Sumanasekara elaborated on the stringent criteria used to select bidders, emphasising transparency and reliability. “We only allow credible, financially stable suppliers to participate in the tender process,” he said. He also discussed measures taken to address potential non-serious bidders, including requiring substantial bid bonds to ensure financial backing and minimise risks.
Addressing environmental considerations, Sumanasekara defended coal’s role in Sri Lanka’s energy mix amid ongoing debates about privatisation and restructuring of the Ceylon Electricity Board (CEB).
“Coal remains a vital component of our energy security. Any changes to privatisation and restructuring need to be carefully evaluated to maintain stability and reliability,” he asserted.
Following are excerpts:
Given the crucial role of coal in Sri Lanka’s energy mix, particularly with the expected extreme dry season, could you provide an overview of the current status of the long-term coal tender for Norochcholai and the key factors that influenced the selection of the most responsive bidder?
The long-term coal tender process for Norochcholai is currently awaiting approval from the Cabinet, which means it is not yet within my control. Negotiations were required due to the higher-than-anticipated price, especially when compared to last year’s Black Sand prices.
At the LCC, we diligently followed the correct procedures by initiating the tender. The negotiation process was swift, with discussions completed in a single day via Zoom. We are prepared to meet the upcoming demand, with the first shipment scheduled to arrive on 10 September and subsequent shipments planned to ensure a consistent supply.
While nine shipments are still under the old contract, four or five will arrive in September and the remainder in October. The long-term tender is expected to commence thereafter. Additionally, we have planned for two spot tenders to secure the 2.2 million MT required for the next season. However, the final decision on the tender is pending Cabinet approval.
Can you elaborate on the criteria used to select the most responsive bidder for the long-term coal tender? How did you ensure transparency in this process?
The selection of the most responsive bidder for the long-term coal tender was based on a set of stringent criteria designed to ensure transparency and reliability. When a party registers, it must meet all the requirements of being a credible supplier, including financial stability.
The LCC now has about 21 registered companies from various countries such as Russia, South Africa, the UAE, Singapore, Indonesia, and India. These are established, 100% coal suppliers that have been thoroughly screened to ensure they are not fly-by-night operators.
Since I took charge, I have brought more transparency to the process, which has increased confidence among both the public and private sectors. Open tenders are used to maintain transparency, but only registered and credible entities are allowed to participate. This approach ensures that the companies involved are capable of fulfilling their commitments, thereby safeguarding Sri Lanka’s energy security.
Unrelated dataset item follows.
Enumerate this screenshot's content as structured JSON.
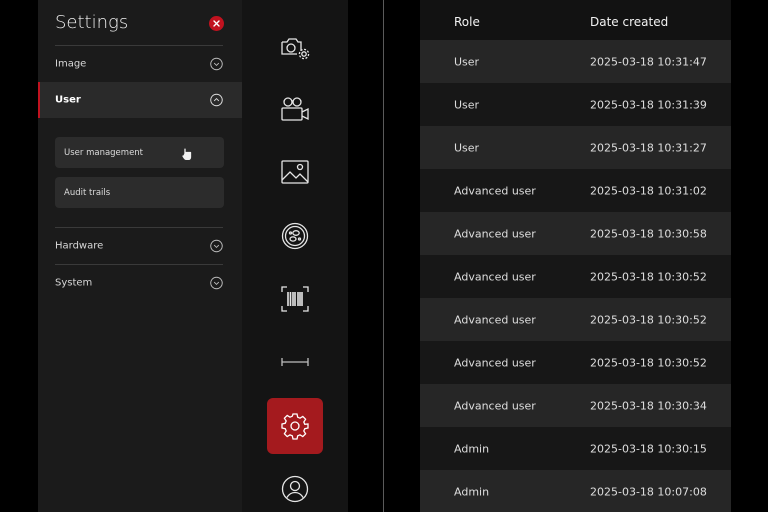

Given the controversy surrounding previous tenders, how did the LCC address potential issues of non-serious bidders in this round of tendering?
In addressing potential issues of non-serious bidders, the LCC has taken significant measures to ensure that only credible and reliable suppliers are involved in the tender process. Buying affordable coal is crucial for maintaining financial stability and ensuring the affordability of electricity for consumers. However, my role in this process is strictly procedural, and the final decision rests with the Cabinet.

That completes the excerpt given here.